While its pure image-editing tools aren’t as extensive as Photoshop’s, Bibble 5 Pro does have most of the basic cropping, selection, and layering tools you’d need for digital photo editing—it’s a photographer’s tool, not a general image editor. On the raw side of life, Bibble 5 gives you meticulous control over exposure, color correction, vignette correction, and a host of other parameters, allowing you to fine-tune a photo’s final look. As with Lightroom, Bibble 5 Pro is nondestructive, so if you get lost and don’t like what you’ve done, reverting back to the original is easy.
Bibble 5 offers a complete environment for digital photography workflow.
One of the app’s strong suits is noise reduction, since it includes the basic version of the highly regarded Noise Ninja plugin. Bibble 5 Pro also includes several other cool plugins, including Andrea’s film-simulation plugin (perfect if you’ve ever wanted your photo to look like it was shot on Ilford FP4 film and printed on BN Afga MultiContrast paper). That said, Bibble lacks Photoshop integration, so loses out on that rich set of filter possibilities.
Where Bibble 5 Pro really shines is in format conversion, processing our 100 12-megapixel Nikon raw files in a stunning 48.3 seconds.
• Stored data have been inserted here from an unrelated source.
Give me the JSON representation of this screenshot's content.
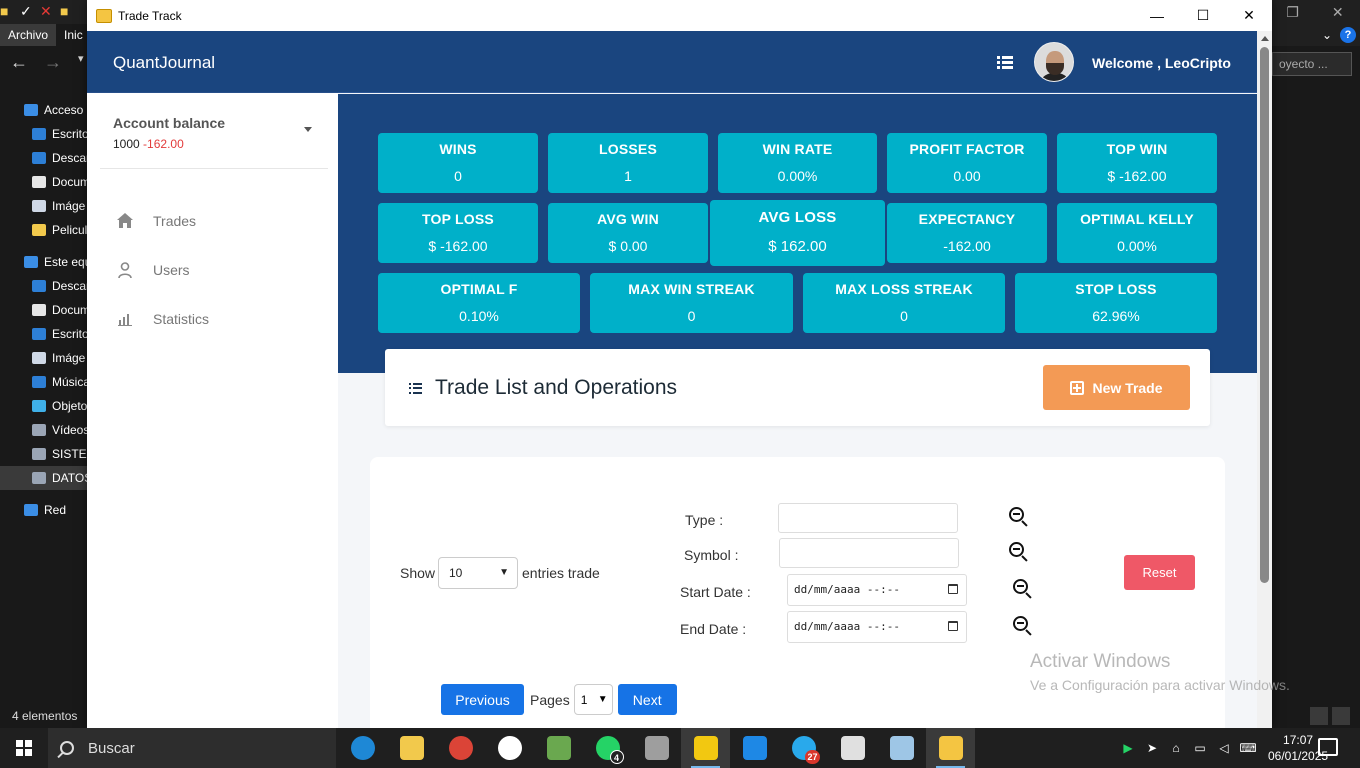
{
  "bg_explorer": {
    "menu": [
      "Archivo",
      "Inic"
    ],
    "tree": [
      {
        "label": "Acceso",
        "color": "#3b8ee6"
      },
      {
        "label": "Escrito",
        "color": "#2d7fd6"
      },
      {
        "label": "Descar",
        "color": "#2d7fd6"
      },
      {
        "label": "Docum",
        "color": "#e6e6e6"
      },
      {
        "label": "Imáge",
        "color": "#cfd8e6"
      },
      {
        "label": "Pelicul",
        "color": "#f2c94c"
      },
      {
        "label": "Este equ",
        "color": "#3b8ee6"
      },
      {
        "label": "Descar",
        "color": "#2d7fd6"
      },
      {
        "label": "Docum",
        "color": "#e6e6e6"
      },
      {
        "label": "Escrito",
        "color": "#2d7fd6"
      },
      {
        "label": "Imáge",
        "color": "#cfd8e6"
      },
      {
        "label": "Música",
        "color": "#2d7fd6"
      },
      {
        "label": "Objeto",
        "color": "#3fb0e8"
      },
      {
        "label": "Vídeos",
        "color": "#9aa5b5"
      },
      {
        "label": "SISTEM",
        "color": "#9aa5b5"
      },
      {
        "label": "DATOS",
        "color": "#9aa5b5"
      },
      {
        "label": "Red",
        "color": "#3b8ee6"
      }
    ],
    "status": "4 elementos",
    "search_placeholder": "oyecto ..."
  },
  "window": {
    "title": "Trade Track"
  },
  "sidebar": {
    "brand": "QuantJournal",
    "account_title": "Account balance",
    "account_balance": "1000",
    "account_pnl": "-162.00",
    "nav": [
      {
        "label": "Trades",
        "icon": "home-icon"
      },
      {
        "label": "Users",
        "icon": "user-icon"
      },
      {
        "label": "Statistics",
        "icon": "bar-chart-icon"
      }
    ]
  },
  "header": {
    "welcome": "Welcome , LeoCripto"
  },
  "stats_row1": [
    {
      "label": "WINS",
      "value": "0"
    },
    {
      "label": "LOSSES",
      "value": "1"
    },
    {
      "label": "WIN RATE",
      "value": "0.00%"
    },
    {
      "label": "PROFIT FACTOR",
      "value": "0.00"
    },
    {
      "label": "TOP WIN",
      "value": "$ -162.00"
    }
  ],
  "stats_row2": [
    {
      "label": "TOP LOSS",
      "value": "$ -162.00"
    },
    {
      "label": "AVG WIN",
      "value": "$ 0.00"
    },
    {
      "label": "AVG LOSS",
      "value": "$ 162.00"
    },
    {
      "label": "EXPECTANCY",
      "value": "-162.00"
    },
    {
      "label": "OPTIMAL KELLY",
      "value": "0.00%"
    }
  ],
  "stats_row3": [
    {
      "label": "OPTIMAL F",
      "value": "0.10%"
    },
    {
      "label": "MAX WIN STREAK",
      "value": "0"
    },
    {
      "label": "MAX LOSS STREAK",
      "value": "0"
    },
    {
      "label": "STOP LOSS",
      "value": "62.96%"
    }
  ],
  "trade_list": {
    "title": "Trade List and Operations",
    "new_trade": "New Trade"
  },
  "filters": {
    "show_label": "Show",
    "show_value": "10",
    "entries_label": "entries trade",
    "type_label": "Type :",
    "symbol_label": "Symbol :",
    "start_label": "Start Date :",
    "end_label": "End Date :",
    "date_placeholder": "dd/mm/aaaa --:--",
    "reset": "Reset"
  },
  "pager": {
    "previous": "Previous",
    "pages_label": "Pages",
    "page_value": "1",
    "next": "Next"
  },
  "watermark": {
    "line1": "Activar Windows",
    "line2": "Ve a Configuración para activar Windows."
  },
  "taskbar": {
    "search": "Buscar",
    "apps": [
      {
        "name": "edge",
        "color": "#1e88d6",
        "badge": ""
      },
      {
        "name": "file-explorer",
        "color": "#f2c94c",
        "badge": ""
      },
      {
        "name": "chrome",
        "color": "#db4437",
        "badge": ""
      },
      {
        "name": "app-key",
        "color": "#ffffff",
        "badge": ""
      },
      {
        "name": "chess",
        "color": "#6aa84f",
        "badge": ""
      },
      {
        "name": "whatsapp",
        "color": "#25d366",
        "badge": "4"
      },
      {
        "name": "settings",
        "color": "#9e9e9e",
        "badge": ""
      },
      {
        "name": "power-bi",
        "color": "#f2c811",
        "badge": ""
      },
      {
        "name": "vscode",
        "color": "#1e88e5",
        "badge": ""
      },
      {
        "name": "telegram",
        "color": "#29a9eb",
        "badge": "27"
      },
      {
        "name": "mail",
        "color": "#e0e0e0",
        "badge": ""
      },
      {
        "name": "notes",
        "color": "#9ec6e6",
        "badge": ""
      },
      {
        "name": "trade-track",
        "color": "#f4c542",
        "badge": ""
      }
    ],
    "time": "17:07",
    "date": "06/01/2025"
  },
  "colors": {
    "primary_dark": "#1a457f",
    "stat_card": "#00b0c9",
    "new_trade": "#f39a55",
    "reset": "#ef5867",
    "pager_button": "#1673e6",
    "negative": "#e23b3b"
  }
}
To wit: Bibble 5’s blazing conversion process was six times faster than anything else! During the conversion process, all eight processor threads were completely pegged 100 percent of the time. Bibble 5 Pro is a shining example of an efficiently threaded application.
It takes a little time to adapt to Bibble’s use of layers and selections, particularly if you’re used to Photoshop, but once you get the hang of it, it’s easy to selectively edit sections of the photo. In the end, Bibble 5 Pro is a full-time tool for full-time photographers, but it’s been somewhat eclipsed by Adobe’s Lightroom, even though it’s arguably more powerful.